L’influenceur n’a pas spécialement besoin d’être un bon orateur. Au contraire, un orateur trop brillant ou éloquent peut écraser ses interlocuteurs, passer pour insupportable à leurs yeux, et n’obtenir d’eux qu’un accord formel temporaire le temps de la discussion.
La confiance, au cœur de la communication d’influence
Pour s’exercer convenablement, l’influence ne peut prendre pour cadre un débat contradictoire. L’influenceur n’est pas un contradicteur, ni même un véritable interlocuteur : c’est d’abord un écouteur. C’est par l’écoute que l’on fait venir l’autre à soi, tout en lui donnant le sentiment d’aller vers lui, C’est en buvant ses paroles qu’on le vide, pour mieux le remplir du fluide de nos propres idées.

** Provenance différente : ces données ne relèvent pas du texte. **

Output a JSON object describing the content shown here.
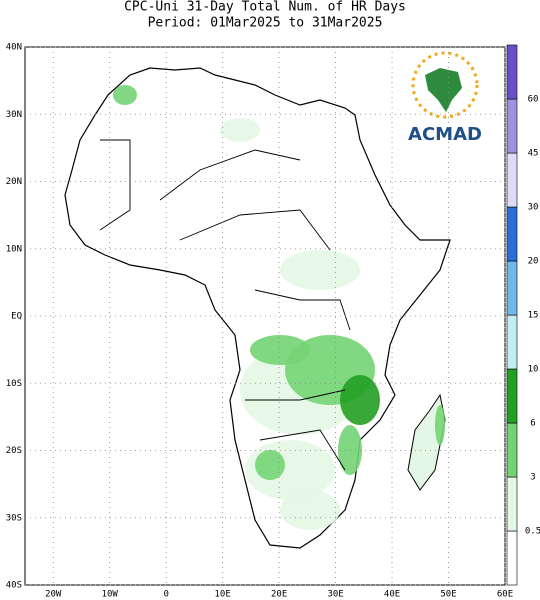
{
  "title": [
    "CPC-Uni 31-Day Total Num. of HR Days",
    "Period: 01Mar2025 to 31Mar2025"
  ],
  "map": {
    "xlim": [
      -25,
      60
    ],
    "ylim": [
      -40,
      40
    ],
    "lat_labels": [
      {
        "value": 40,
        "label": "40N"
      },
      {
        "value": 30,
        "label": "30N"
      },
      {
        "value": 20,
        "label": "20N"
      },
      {
        "value": 10,
        "label": "10N"
      },
      {
        "value": 0,
        "label": "EQ"
      },
      {
        "value": -10,
        "label": "10S"
      },
      {
        "value": -20,
        "label": "20S"
      },
      {
        "value": -30,
        "label": "30S"
      },
      {
        "value": -40,
        "label": "40S"
      }
    ],
    "lon_labels": [
      {
        "value": -20,
        "label": "20W"
      },
      {
        "value": -10,
        "label": "10W"
      },
      0,
      {
        "value": 10,
        "label": "10E"
      },
      {
        "value": 20,
        "label": "20E"
      },
      {
        "value": 30,
        "label": "30E"
      },
      {
        "value": 40,
        "label": "40E"
      },
      {
        "value": 50,
        "label": "50E"
      },
      {
        "value": 60,
        "label": "60E"
      }
    ]
  },
  "colorbar": {
    "levels": [
      0.5,
      3,
      6,
      10,
      15,
      20,
      30,
      45,
      60
    ],
    "colors": [
      "#ffffff",
      "#e4f7e4",
      "#74d474",
      "#22a022",
      "#c2eef2",
      "#70b8ea",
      "#2a70d8",
      "#dcdcf6",
      "#a090e0",
      "#6a50c8"
    ]
  },
  "logo": "ACMAD"
}
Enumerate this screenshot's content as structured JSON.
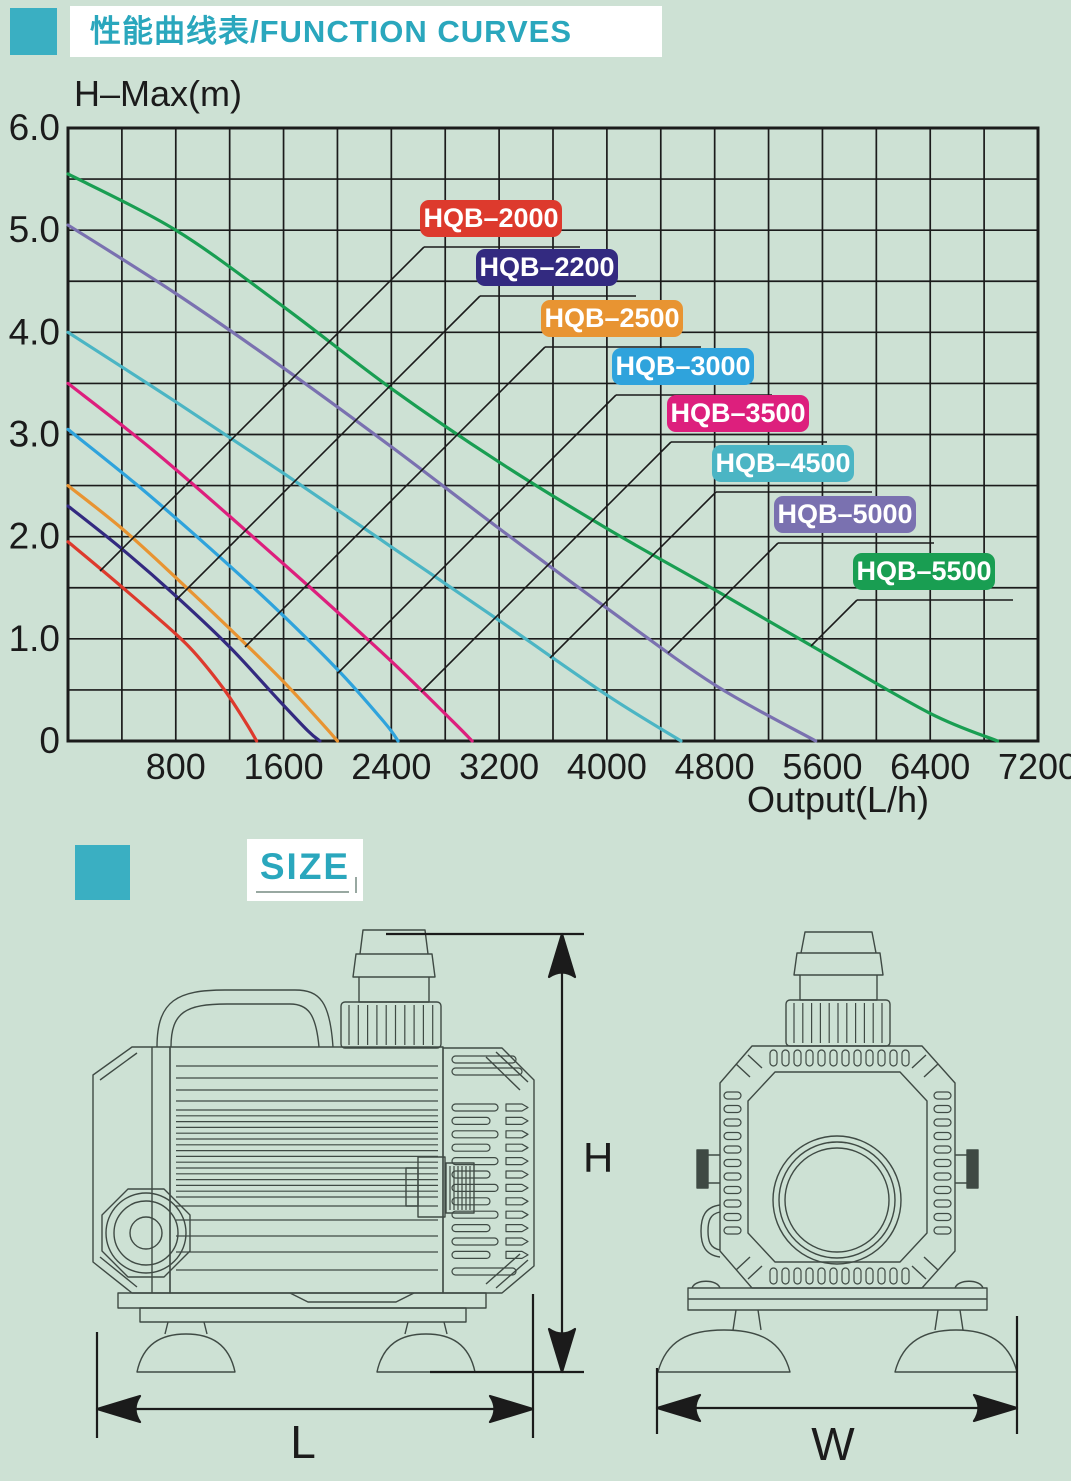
{
  "page": {
    "background": "#cde1d4",
    "accent": "#3aafc2",
    "ink": "#1b1b1b",
    "line_art_color": "#3f4a44"
  },
  "header": {
    "title": "性能曲线表/FUNCTION CURVES"
  },
  "chart_data": {
    "type": "line",
    "title": "H–Max(m)",
    "xlabel": "Output(L/h)",
    "ylabel": "H–Max(m)",
    "xlim": [
      0,
      7200
    ],
    "ylim": [
      0,
      6.0
    ],
    "grid": {
      "on": true,
      "x_step": 400,
      "y_step": 0.5
    },
    "x_ticks": [
      800,
      1600,
      2400,
      3200,
      4000,
      4800,
      5600,
      6400,
      7200
    ],
    "y_ticks": [
      {
        "value": 6.0,
        "label": "6.0"
      },
      {
        "value": 5.0,
        "label": "5.0"
      },
      {
        "value": 4.0,
        "label": "4.0"
      },
      {
        "value": 3.0,
        "label": "3.0"
      },
      {
        "value": 2.0,
        "label": "2.0"
      },
      {
        "value": 1.0,
        "label": "1.0"
      },
      {
        "value": 0,
        "label": "0"
      }
    ],
    "legend_position": "labels-on-chart",
    "series": [
      {
        "name": "HQB–2000",
        "color": "#dd3a2d",
        "points": [
          [
            0,
            1.95
          ],
          [
            300,
            1.62
          ],
          [
            600,
            1.28
          ],
          [
            900,
            0.92
          ],
          [
            1150,
            0.52
          ],
          [
            1320,
            0.18
          ],
          [
            1400,
            0
          ]
        ]
      },
      {
        "name": "HQB–2200",
        "color": "#332a80",
        "points": [
          [
            0,
            2.3
          ],
          [
            400,
            1.88
          ],
          [
            800,
            1.42
          ],
          [
            1200,
            0.92
          ],
          [
            1550,
            0.42
          ],
          [
            1780,
            0.1
          ],
          [
            1870,
            0
          ]
        ]
      },
      {
        "name": "HQB–2500",
        "color": "#e89432",
        "points": [
          [
            0,
            2.5
          ],
          [
            400,
            2.08
          ],
          [
            800,
            1.6
          ],
          [
            1200,
            1.1
          ],
          [
            1600,
            0.58
          ],
          [
            1900,
            0.15
          ],
          [
            2000,
            0
          ]
        ]
      },
      {
        "name": "HQB–3000",
        "color": "#2fa3dc",
        "points": [
          [
            0,
            3.05
          ],
          [
            500,
            2.52
          ],
          [
            1000,
            1.95
          ],
          [
            1500,
            1.35
          ],
          [
            2000,
            0.7
          ],
          [
            2350,
            0.18
          ],
          [
            2450,
            0
          ]
        ]
      },
      {
        "name": "HQB–3500",
        "color": "#dd1f7d",
        "points": [
          [
            0,
            3.5
          ],
          [
            600,
            2.88
          ],
          [
            1200,
            2.2
          ],
          [
            1800,
            1.5
          ],
          [
            2400,
            0.78
          ],
          [
            2850,
            0.2
          ],
          [
            3000,
            0
          ]
        ]
      },
      {
        "name": "HQB–4500",
        "color": "#4bb5c4",
        "points": [
          [
            0,
            4.0
          ],
          [
            800,
            3.32
          ],
          [
            1600,
            2.62
          ],
          [
            2400,
            1.9
          ],
          [
            3200,
            1.18
          ],
          [
            4000,
            0.45
          ],
          [
            4550,
            0
          ]
        ]
      },
      {
        "name": "HQB–5000",
        "color": "#7a71b0",
        "points": [
          [
            0,
            5.05
          ],
          [
            800,
            4.38
          ],
          [
            1600,
            3.65
          ],
          [
            2400,
            2.88
          ],
          [
            3200,
            2.08
          ],
          [
            4000,
            1.3
          ],
          [
            4800,
            0.55
          ],
          [
            5550,
            0
          ]
        ]
      },
      {
        "name": "HQB–5500",
        "color": "#199e52",
        "points": [
          [
            0,
            5.55
          ],
          [
            800,
            5.0
          ],
          [
            1600,
            4.25
          ],
          [
            2400,
            3.45
          ],
          [
            3200,
            2.73
          ],
          [
            4000,
            2.08
          ],
          [
            4800,
            1.48
          ],
          [
            5600,
            0.87
          ],
          [
            6400,
            0.27
          ],
          [
            6900,
            0
          ]
        ]
      }
    ]
  },
  "size_section": {
    "title": "SIZE",
    "dimension_labels": {
      "height": "H",
      "length": "L",
      "width": "W"
    },
    "views": [
      "pump-side-view",
      "pump-front-view"
    ]
  }
}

L’influence ne fonctionne que si règne la confiance. Si la capacité à influencer d’un individu ou d’un groupe est utilisée dans le but de tromper ceux qui en sont la cible, elle finit bien vite par s’étioler.
La véritable influence est invisible
Plus important encore : l’influence fonctionne essentiellement lorsqu’elle n’est pas perçue comme telle. On ne peut véritablement parler d’influence que lorsque le sujet cible est persuadé d’agir sur la base de sa volonté propre. Une bonne communication d’influence est donc de fait une communication subtile, invisible, indétectable. Toute forme d’insistance risque de provoquer une résistance. Ce que l’on nomme réactance en psychologie correspond précisément au rejet d’une tentative d’influence, qui survient lorsque celle-ci est identifiée ou soupçonnée. Le meilleur vecteur d’influence demeure la relation interindividuelle directe, où l’émetteur ne trahit aucun motif quant à l’approbation du récepteur.
Storytelling et communication d’influence
La confection du contenu d’influence doit exploiter les principes de la communication narrative. Le principe du storytelling est de transformer le message en une histoire qui se raconte et circule de conteur en conteur. L’histoire est celle d’un personnage, soit à admirer, soit auquel il est possible de s’identifier. Le personnage principal a un nom. Il peut rencontrer d’autres personnages : le destinateur, qui lui confie une mission, les opposants, qui l’empêchent de mener à bien sa mission… L’histoire s’organise en étapes clefs : situation initiale, incident déclencheur, engagement dans une quête, succession d’épreuves, retour à la raison et appel à l’action. L’histoire doit avoir une morale, au moins implicite, sinon elle ne dit rien.
Cette histoire doit être racontée par un locuteur initial. L’histoire qu’il raconte peut être sa propre histoire : ce locuteur affirme de fait une position de leader. Les rouages de la matrice rhétorique sont enclenchés. La capacité à influencer dépend alors de la bonne gestion du rapport entre l’ethos, le logos, le pathos, et le topos. Tous ces éléments fondamentaux du discours se réorganisent et se redéfinissent réciproquement. Aucun ne doit être négligé au risque de manquer la possibilité même de communiquer.
Influencer, est-ce manipuler ?
Faut-il condamner la communication d’influence, n’y voir qu’une forme de manipulation sournoise ? Tout dépend l’usage que nous en faisons. Il y a manipulation lorsque l’influence est exercée pour tromper délibérément autrui, l’induire en erreur, abuser de son illusion de liberté pour mieux l’emprisonner. Mais l’influence peut tout autant servir de beaux projets, de nobles idées. A chacun d’évaluer dans quelle mesure ses opinions sont fondées, et dans quelle mesure il se trouve lui-même influencé.